Entity Relationship Diagram. How does the IS A relationship translate into tables?

Brad Thiessen picture Brad Thiessen · Sep 24, 2013 · Viewed 52.8k times · Source

My drawing of a simple ER diagram

I was simply wondering, how an ISA relationship in an ER diagram would translate into tables in a database.

Would there be 3 tables? One for person, one for student, and one for Teacher?

Or would there be 2 tables? One for student, and one for teacher, with each entity having the attributes of person + their own?

Or would there be one table with all 4 attributes and some of the squares in the table being null depending on whether it was a student or teacher in the row?

NOTE: I forgot to add this, but there is full coverage for the ISA relationship, so a person must be either a studen or a teacher.

Answer

Marco Bonzanini picture Marco Bonzanini · Oct 8, 2013

Assuming the relationship is mandatory (as you said, a person has to be a student or a teacher) and disjoint (a person is either a student or a teacher, but not both), the best solution is with 2 tables, one for students and one for teachers.

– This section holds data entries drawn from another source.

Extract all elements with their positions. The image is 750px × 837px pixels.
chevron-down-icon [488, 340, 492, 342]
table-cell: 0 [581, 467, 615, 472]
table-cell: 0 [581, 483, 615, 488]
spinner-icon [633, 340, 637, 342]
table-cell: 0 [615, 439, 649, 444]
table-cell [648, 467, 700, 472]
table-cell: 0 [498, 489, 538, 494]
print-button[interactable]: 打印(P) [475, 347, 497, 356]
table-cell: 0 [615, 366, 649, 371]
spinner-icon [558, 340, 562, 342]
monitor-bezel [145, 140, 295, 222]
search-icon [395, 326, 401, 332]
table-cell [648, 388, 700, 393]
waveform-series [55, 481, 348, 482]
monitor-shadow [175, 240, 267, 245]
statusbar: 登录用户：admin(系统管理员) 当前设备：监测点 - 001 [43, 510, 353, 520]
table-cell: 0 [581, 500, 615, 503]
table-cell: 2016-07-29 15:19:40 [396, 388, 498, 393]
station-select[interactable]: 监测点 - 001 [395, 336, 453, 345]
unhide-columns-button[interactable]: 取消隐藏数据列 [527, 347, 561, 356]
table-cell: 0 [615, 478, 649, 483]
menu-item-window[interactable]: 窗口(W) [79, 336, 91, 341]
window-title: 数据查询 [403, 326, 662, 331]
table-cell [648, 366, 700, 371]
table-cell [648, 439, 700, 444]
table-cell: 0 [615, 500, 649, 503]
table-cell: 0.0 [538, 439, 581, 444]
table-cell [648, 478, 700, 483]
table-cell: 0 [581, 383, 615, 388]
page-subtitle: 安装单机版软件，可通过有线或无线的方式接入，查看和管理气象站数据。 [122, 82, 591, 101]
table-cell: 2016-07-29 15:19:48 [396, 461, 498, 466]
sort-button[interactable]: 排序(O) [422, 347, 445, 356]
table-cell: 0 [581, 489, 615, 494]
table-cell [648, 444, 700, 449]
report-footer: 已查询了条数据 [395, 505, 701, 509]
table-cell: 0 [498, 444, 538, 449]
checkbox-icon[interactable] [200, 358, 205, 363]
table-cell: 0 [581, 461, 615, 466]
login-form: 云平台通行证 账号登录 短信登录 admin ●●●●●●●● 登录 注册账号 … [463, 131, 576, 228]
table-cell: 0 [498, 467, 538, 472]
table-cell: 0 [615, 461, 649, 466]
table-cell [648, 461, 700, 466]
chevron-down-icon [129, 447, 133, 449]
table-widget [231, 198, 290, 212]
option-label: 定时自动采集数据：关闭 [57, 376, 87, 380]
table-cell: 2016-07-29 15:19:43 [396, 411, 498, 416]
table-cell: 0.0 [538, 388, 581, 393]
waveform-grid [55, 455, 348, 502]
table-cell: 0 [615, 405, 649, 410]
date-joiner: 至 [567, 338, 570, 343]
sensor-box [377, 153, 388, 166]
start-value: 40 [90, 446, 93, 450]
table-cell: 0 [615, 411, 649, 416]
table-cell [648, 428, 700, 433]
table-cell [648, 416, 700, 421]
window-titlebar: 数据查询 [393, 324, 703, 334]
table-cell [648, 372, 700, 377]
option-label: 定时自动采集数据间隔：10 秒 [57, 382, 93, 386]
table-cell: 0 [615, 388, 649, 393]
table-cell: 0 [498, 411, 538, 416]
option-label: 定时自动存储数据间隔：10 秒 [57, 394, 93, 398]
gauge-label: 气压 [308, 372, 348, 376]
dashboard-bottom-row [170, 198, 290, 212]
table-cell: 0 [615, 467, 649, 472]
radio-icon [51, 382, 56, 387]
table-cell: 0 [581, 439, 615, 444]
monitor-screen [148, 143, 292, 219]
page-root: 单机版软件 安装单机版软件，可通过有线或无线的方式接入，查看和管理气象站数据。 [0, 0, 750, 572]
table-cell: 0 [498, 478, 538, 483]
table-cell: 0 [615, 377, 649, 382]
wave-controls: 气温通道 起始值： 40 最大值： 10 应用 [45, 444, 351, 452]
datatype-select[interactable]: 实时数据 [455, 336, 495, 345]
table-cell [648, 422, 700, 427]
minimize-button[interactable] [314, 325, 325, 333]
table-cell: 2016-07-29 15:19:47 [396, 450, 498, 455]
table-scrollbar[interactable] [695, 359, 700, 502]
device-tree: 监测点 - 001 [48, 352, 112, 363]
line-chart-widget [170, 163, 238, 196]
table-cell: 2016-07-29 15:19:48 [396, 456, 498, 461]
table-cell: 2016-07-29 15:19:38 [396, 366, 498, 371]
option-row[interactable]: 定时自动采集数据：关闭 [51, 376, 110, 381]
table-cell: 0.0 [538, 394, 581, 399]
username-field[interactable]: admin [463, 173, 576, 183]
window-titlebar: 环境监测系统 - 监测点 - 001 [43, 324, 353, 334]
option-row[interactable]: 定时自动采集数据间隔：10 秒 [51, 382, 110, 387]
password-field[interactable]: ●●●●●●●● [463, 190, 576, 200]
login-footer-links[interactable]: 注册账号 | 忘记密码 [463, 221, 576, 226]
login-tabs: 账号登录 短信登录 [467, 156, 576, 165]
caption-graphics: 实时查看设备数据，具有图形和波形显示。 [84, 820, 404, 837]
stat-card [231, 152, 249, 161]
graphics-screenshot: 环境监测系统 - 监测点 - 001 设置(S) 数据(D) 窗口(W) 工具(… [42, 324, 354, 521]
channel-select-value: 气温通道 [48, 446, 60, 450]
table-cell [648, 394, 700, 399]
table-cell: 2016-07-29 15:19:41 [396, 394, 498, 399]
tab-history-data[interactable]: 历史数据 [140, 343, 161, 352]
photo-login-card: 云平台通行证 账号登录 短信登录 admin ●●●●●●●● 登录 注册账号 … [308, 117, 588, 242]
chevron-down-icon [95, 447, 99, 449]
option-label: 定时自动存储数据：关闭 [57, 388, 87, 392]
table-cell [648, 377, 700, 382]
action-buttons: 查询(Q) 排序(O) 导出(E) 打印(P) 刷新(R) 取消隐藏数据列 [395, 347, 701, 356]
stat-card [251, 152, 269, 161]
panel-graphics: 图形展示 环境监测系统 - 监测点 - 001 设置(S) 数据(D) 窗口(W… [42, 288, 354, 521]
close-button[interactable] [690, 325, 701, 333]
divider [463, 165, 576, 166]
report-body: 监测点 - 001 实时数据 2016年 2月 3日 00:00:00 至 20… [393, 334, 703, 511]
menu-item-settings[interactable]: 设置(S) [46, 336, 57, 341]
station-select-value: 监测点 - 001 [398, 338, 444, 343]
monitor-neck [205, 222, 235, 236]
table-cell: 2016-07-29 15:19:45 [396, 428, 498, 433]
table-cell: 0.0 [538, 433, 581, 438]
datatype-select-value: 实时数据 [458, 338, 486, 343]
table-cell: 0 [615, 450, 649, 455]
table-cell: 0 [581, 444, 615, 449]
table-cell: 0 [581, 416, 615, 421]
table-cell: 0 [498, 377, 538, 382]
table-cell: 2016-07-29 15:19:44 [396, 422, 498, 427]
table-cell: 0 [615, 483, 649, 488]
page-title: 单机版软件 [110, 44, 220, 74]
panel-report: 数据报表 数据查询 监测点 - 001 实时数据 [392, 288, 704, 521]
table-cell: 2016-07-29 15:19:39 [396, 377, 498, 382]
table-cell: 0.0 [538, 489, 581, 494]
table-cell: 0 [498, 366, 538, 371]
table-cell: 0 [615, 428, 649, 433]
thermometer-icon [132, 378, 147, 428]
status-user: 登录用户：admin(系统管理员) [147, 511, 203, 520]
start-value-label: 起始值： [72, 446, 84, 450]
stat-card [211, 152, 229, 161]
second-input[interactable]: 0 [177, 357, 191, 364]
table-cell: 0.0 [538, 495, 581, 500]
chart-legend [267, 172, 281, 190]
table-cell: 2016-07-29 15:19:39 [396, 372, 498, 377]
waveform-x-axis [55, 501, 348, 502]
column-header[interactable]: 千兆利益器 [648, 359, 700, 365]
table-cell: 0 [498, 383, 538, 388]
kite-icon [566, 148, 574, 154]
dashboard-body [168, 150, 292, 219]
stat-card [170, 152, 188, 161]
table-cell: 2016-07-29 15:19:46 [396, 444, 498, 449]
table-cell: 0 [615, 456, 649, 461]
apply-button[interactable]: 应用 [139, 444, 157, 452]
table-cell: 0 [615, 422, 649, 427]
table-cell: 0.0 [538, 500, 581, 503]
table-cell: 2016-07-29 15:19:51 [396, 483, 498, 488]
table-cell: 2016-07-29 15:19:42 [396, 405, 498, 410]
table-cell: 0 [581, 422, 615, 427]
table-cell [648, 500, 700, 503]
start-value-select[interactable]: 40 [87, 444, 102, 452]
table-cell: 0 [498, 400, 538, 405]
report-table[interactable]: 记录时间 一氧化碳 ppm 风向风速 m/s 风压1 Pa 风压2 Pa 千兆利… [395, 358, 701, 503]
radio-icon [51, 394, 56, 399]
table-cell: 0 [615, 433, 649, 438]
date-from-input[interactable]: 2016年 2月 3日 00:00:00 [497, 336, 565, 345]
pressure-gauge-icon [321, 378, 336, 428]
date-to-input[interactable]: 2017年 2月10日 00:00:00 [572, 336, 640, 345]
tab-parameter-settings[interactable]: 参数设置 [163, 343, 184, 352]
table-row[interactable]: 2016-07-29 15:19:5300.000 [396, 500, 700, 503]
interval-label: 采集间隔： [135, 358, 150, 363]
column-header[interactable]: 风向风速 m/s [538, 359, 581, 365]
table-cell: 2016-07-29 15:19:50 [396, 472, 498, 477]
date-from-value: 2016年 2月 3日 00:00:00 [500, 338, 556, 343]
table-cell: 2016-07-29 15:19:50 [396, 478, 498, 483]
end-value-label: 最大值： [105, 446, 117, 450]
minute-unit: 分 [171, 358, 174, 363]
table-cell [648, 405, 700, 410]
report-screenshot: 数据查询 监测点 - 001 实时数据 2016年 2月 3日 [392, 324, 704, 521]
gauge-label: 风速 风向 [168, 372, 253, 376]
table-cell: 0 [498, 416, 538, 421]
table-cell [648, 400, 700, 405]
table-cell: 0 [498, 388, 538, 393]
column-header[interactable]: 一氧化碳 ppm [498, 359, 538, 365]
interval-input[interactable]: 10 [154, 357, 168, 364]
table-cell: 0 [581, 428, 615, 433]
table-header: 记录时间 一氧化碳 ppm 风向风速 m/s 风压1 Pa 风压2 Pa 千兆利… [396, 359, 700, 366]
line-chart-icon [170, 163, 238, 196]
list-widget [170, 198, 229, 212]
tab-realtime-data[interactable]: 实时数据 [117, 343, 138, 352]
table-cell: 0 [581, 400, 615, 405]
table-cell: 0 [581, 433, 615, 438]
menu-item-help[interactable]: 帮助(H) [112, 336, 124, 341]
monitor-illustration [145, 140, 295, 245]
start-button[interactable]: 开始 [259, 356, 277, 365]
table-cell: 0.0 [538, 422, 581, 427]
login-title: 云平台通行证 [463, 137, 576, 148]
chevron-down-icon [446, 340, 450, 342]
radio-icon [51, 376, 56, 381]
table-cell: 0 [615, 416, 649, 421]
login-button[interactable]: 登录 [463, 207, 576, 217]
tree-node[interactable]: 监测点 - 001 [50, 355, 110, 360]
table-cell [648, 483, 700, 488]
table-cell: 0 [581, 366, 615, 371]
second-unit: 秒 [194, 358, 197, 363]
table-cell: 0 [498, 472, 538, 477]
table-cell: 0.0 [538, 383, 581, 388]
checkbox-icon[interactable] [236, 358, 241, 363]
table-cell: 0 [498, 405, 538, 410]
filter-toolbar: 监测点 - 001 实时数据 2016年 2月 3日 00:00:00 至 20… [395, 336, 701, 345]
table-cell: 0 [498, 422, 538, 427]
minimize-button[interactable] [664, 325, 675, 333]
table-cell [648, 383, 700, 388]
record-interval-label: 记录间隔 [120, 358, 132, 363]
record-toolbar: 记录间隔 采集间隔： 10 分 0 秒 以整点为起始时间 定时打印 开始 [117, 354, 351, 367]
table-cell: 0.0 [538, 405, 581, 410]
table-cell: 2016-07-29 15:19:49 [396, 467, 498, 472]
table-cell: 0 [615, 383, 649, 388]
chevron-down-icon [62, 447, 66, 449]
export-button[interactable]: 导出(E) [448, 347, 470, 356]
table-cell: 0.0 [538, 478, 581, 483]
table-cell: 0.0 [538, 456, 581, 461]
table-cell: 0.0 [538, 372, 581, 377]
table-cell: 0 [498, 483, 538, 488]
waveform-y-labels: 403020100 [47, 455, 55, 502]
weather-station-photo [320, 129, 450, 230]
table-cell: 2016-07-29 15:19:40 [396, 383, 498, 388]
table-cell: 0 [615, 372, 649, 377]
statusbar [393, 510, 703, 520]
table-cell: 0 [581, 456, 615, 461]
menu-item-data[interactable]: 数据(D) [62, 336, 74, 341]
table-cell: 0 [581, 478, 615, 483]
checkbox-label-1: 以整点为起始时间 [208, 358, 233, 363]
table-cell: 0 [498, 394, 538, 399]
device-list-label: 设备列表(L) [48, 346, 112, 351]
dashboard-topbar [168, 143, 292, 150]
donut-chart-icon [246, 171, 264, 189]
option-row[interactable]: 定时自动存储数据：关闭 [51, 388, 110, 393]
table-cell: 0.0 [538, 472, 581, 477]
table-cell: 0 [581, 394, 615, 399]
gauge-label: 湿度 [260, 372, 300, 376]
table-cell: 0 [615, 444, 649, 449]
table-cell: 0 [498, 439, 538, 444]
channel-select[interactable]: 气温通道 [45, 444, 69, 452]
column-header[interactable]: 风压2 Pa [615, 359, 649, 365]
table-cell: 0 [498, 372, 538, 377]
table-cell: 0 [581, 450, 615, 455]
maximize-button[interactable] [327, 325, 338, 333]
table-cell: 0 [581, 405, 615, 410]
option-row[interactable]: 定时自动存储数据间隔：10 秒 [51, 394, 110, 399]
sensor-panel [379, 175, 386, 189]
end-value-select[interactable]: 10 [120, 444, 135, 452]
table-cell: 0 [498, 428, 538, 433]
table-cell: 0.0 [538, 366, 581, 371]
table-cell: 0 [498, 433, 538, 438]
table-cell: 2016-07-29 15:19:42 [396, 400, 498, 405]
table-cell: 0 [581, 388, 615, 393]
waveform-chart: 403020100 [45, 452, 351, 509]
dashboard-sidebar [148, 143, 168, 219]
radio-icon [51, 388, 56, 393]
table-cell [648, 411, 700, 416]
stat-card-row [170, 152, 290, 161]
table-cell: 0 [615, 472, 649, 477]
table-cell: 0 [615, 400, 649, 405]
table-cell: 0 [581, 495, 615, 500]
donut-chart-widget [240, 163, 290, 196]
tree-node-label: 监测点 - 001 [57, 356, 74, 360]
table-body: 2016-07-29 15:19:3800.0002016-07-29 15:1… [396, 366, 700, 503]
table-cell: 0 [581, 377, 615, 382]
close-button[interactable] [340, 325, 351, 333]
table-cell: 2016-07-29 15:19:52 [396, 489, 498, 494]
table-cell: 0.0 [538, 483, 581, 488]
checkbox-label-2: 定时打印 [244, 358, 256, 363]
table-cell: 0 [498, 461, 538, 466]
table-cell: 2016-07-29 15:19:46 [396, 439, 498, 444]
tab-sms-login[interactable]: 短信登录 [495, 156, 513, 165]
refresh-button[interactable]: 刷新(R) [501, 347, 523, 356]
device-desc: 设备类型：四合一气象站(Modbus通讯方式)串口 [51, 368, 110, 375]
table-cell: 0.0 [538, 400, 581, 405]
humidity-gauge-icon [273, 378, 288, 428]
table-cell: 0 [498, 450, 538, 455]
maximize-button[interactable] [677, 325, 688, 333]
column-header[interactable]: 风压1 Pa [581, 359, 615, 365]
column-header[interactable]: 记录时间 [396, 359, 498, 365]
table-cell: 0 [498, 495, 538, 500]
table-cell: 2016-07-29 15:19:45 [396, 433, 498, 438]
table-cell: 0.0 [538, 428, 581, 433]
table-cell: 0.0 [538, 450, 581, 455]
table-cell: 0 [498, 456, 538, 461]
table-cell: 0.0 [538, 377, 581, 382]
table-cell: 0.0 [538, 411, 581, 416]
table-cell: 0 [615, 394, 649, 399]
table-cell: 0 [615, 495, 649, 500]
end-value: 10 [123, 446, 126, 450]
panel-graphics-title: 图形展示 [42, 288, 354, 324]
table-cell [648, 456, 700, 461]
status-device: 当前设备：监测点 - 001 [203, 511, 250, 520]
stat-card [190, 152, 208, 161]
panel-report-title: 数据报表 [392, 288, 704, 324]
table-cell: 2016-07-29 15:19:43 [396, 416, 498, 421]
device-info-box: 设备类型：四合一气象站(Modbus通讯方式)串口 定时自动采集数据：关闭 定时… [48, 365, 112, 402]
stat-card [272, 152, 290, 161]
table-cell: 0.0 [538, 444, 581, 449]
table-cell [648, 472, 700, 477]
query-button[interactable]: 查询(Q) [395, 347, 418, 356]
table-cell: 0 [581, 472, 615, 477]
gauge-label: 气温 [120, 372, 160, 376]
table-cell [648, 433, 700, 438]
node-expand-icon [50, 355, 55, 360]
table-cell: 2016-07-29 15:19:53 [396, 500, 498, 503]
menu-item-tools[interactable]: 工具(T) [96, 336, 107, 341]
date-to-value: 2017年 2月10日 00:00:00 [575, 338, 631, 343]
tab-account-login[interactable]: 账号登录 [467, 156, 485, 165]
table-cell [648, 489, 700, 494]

If the participation is instead optional (which is not your case, but let's put it for completeness), then the 3 tables option is the way to go, with a Person(PersonID, Name) table and then the two other tables which will reference the Person table, e.g. Student(PersonID, GPA), with PersonID being PK and FK referencing Person(PersonID).

The 1 table option is probably not the best way here, and it will produce several records with null values (if a person is a student, the teacher-only attributes will be null and vice-versa).

If the disjointness is different, then it's a different story.